Non esiste vento favorevole per il marinaio che non sa dove andare (cit. Seneca)

venerdì 4 marzo 2022

Analisi dei Mercati -Marzo 2022-

 


Gentile Cliente,
sono ad inviare l'aggiornamento mensile in oggetto con i consuntivi al 28 febbraio u.s.


Il mese di febbraio è stato caratterizzato dallo scoppio del conflitto tra Russia ed Ucraina, sebbene le problematiche relative all’inflazione e ad una politica monetaria più restrittiva non siano scomparse dai radar degli Investitori.

Anzi, se non si riuscirà a trovare, nelle prossime settimane, un’intesa, le ritorsioni in entrambi i sensi (Occidente vs Russia) potrebbero condurre,
nel medio periodo, ad un'ulteriore spinta dei prezzi delle materie prime, spingendo l’inflazione ancora più in alto!

In una circostanza del genere, le Banche Centrali avrebbero le mani abbastanza legate trovandosi, da una parte, a cercare di tenere a bada l’inflazione e, dall’altra, a fare molta attenzione per evitare un forte rallentamento della crescita economica (attraverso
un aumento troppo veloce dei tassi).

Pur ribadendo il fatto che gli eventi geopolitici hanno avuto,
quasi sempre, impatti abbastanza modesti sui mercati finanziari, desidero soprattutto sottolineare che i fattori che hanno guidato, in tutti questi anni, il rialzo dei Mercati (Liquidità, bassi rendimenti Obbligazionari e Utili aziendali), sono tuttora presenti nonostante (oggi) la Liquidità sia più bassa e i rendimenti obbligazionari siano saliti. 


Ora vado subito alle considerazioni sulle mie Analisi Quantitative.

L’Analisi Previsiva mostra un andamento abbastanza controverso sul breve/medio periodo, nel senso che mentre la previsione sull’S&P500 ci induce ad affermare che il fondo sia stato sostanzialmente raggiunto, la stessa analisi sull’indice Dax, ci mostra che l’area di minimo sarà toccata nel mese di marzo (probabilmente proprio oggi che ho scritto questo post!).

Ampliando la ns view sulla previsione di medio/lungo periodo, entrambi gli indici evidenziano un sostanziale recupero, con superamento dei massimi.

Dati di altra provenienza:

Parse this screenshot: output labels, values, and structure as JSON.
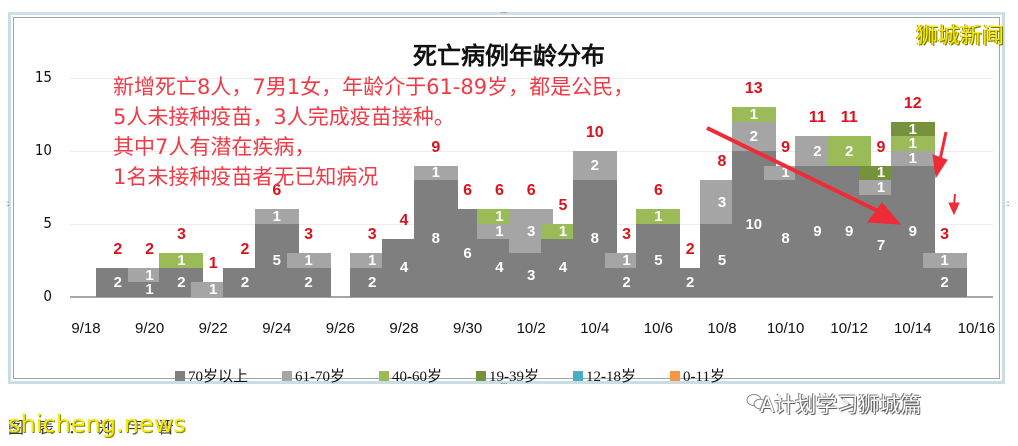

Per quanto riguarda l’Indicatore ciclico "Plus/Minus", la debolezza già riscontrata nel mese di gennaio, si è accentuata in febbraio. La posizione in cui si trova oggi questo Indicatore, ci suggerisce che siamo vicini ad una zona di inversione (nel senso che da un momento all'altro il mercato potrebbe ripartire al rialzo).

Infine l’analisi di Business Cycle, ci mostra un dato del Mercato del Lavoro Usa ancora in crescita. Questo sta a sottolinerare che la crescita è robusta e le aziende sono ancora in grado di produrre ricavi e utili.

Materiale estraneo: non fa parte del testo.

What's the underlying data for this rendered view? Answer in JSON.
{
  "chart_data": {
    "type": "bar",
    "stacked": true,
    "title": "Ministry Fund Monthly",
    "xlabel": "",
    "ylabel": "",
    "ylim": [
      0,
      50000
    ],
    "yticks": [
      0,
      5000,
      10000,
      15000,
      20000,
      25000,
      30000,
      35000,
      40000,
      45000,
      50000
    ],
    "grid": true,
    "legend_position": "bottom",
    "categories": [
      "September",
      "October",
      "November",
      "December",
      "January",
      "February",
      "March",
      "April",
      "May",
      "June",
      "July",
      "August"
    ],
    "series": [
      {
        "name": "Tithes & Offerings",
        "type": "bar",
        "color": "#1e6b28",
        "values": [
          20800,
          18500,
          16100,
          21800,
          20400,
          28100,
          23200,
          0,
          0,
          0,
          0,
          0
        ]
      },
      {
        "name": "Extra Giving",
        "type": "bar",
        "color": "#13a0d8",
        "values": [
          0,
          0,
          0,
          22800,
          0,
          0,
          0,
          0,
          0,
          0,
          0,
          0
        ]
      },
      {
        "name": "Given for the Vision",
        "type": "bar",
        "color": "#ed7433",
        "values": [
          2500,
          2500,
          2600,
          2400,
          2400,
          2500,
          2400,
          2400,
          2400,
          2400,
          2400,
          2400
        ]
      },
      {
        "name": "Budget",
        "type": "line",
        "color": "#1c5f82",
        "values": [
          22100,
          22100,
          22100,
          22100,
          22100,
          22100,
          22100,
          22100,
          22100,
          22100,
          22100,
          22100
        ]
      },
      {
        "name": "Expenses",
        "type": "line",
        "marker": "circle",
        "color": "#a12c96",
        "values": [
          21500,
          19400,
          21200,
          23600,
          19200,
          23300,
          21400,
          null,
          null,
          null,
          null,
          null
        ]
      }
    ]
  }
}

All'ottimo dato del Mercato del Lavoro, si contrappone quello meno edificante del Settore dei Servizi, il quale, per il terzo mese consecutivo, è risultato inferiore alle aspettative.

Sebbene l'Indicatore che ne ritrae l'andamento resta ancora in un'area positiva, si vede chiaramente che il suo cammino è diventato più debole! Nulla, però, è compromesso, in quanto sussistono ancora ampi margini di recupero.

Conclusione:

Mi aspettavo una correzione media intorno al 10%/12% ma, ancora una volta, un fattore esogeno ha fatto da detonatore per un ribasso più profondo.

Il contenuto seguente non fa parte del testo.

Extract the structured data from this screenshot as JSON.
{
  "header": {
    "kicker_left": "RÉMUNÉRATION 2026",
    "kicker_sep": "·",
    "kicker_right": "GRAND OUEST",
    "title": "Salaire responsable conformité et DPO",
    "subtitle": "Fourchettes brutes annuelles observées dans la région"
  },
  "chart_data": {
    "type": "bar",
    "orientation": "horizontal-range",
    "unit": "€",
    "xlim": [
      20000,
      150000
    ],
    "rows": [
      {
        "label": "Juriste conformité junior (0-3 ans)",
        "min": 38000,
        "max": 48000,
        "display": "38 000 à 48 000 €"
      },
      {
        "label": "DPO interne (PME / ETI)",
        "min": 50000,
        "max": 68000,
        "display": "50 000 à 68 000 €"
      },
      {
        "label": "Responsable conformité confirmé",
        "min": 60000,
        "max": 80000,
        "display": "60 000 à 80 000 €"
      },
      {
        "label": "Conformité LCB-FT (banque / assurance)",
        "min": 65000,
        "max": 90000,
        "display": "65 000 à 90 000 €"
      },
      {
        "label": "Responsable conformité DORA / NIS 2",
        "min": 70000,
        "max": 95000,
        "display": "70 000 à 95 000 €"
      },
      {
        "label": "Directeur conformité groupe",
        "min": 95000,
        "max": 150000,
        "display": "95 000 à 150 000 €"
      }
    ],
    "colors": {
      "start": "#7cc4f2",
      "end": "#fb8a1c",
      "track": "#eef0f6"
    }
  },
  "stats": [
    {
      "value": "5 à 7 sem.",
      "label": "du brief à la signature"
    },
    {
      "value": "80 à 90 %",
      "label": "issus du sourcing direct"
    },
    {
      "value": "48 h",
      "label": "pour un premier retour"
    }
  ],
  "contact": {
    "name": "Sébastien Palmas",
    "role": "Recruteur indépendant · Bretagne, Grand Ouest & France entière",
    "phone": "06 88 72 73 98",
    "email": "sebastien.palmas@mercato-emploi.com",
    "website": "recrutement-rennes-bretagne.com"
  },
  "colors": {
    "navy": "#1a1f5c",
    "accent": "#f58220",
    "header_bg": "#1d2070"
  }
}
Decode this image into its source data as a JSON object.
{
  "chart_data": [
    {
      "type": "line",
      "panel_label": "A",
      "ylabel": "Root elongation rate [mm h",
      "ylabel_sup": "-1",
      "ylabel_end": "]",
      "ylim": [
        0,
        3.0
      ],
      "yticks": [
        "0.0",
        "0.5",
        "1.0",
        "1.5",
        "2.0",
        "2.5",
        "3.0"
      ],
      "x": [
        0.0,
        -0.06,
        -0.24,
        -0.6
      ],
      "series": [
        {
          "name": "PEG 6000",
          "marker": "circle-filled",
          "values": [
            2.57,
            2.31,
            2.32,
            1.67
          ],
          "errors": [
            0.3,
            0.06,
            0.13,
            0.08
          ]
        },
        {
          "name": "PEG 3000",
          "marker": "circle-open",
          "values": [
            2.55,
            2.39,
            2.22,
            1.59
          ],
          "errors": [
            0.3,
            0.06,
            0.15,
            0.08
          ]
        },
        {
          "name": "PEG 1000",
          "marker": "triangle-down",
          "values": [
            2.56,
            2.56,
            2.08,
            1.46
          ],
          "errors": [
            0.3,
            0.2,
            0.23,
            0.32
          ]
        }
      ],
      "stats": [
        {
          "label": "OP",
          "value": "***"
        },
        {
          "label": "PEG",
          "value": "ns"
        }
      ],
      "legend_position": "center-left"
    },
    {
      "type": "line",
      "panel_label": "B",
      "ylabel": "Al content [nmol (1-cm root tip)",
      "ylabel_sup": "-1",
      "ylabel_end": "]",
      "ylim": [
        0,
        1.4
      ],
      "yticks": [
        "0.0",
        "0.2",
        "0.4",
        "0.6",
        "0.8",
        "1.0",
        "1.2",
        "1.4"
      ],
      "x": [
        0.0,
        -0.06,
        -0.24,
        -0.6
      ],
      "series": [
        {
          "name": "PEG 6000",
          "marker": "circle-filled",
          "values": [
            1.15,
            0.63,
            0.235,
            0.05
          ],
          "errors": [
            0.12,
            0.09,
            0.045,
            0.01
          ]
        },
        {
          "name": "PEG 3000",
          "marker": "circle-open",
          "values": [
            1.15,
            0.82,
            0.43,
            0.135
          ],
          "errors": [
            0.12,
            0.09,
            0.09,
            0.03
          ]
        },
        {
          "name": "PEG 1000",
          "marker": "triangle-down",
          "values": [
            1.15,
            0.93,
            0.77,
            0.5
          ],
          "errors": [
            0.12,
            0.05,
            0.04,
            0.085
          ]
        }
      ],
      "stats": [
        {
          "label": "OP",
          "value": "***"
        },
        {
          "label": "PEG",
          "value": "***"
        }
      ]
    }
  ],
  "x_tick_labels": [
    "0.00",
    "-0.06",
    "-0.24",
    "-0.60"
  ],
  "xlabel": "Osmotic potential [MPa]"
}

Quasi tutti i ns indicatori ci segnalano che siamo molto vicini ad una zona di "Ipervenduto". E' proprio questo il momento in cui le cosiddette "Mani forti" iniziano a fare "shopping".

Il consiglio è quello di attendere gli sviluppi di questa crisi, cercando di porre la nostra attenzione sui prossimi mesi e non sui prossimi giorni. (It takes Time, not timing in the Market!).

Invito come sempre il Lettore, per un approfondimento di tutte le mie Analisi, alla visione completa del file allegato con i singoli commenti.
 

Restando a disposizione per ulteriori chiarimenti, colgo l'occasione per inviarLe i miei più cordiali saluti.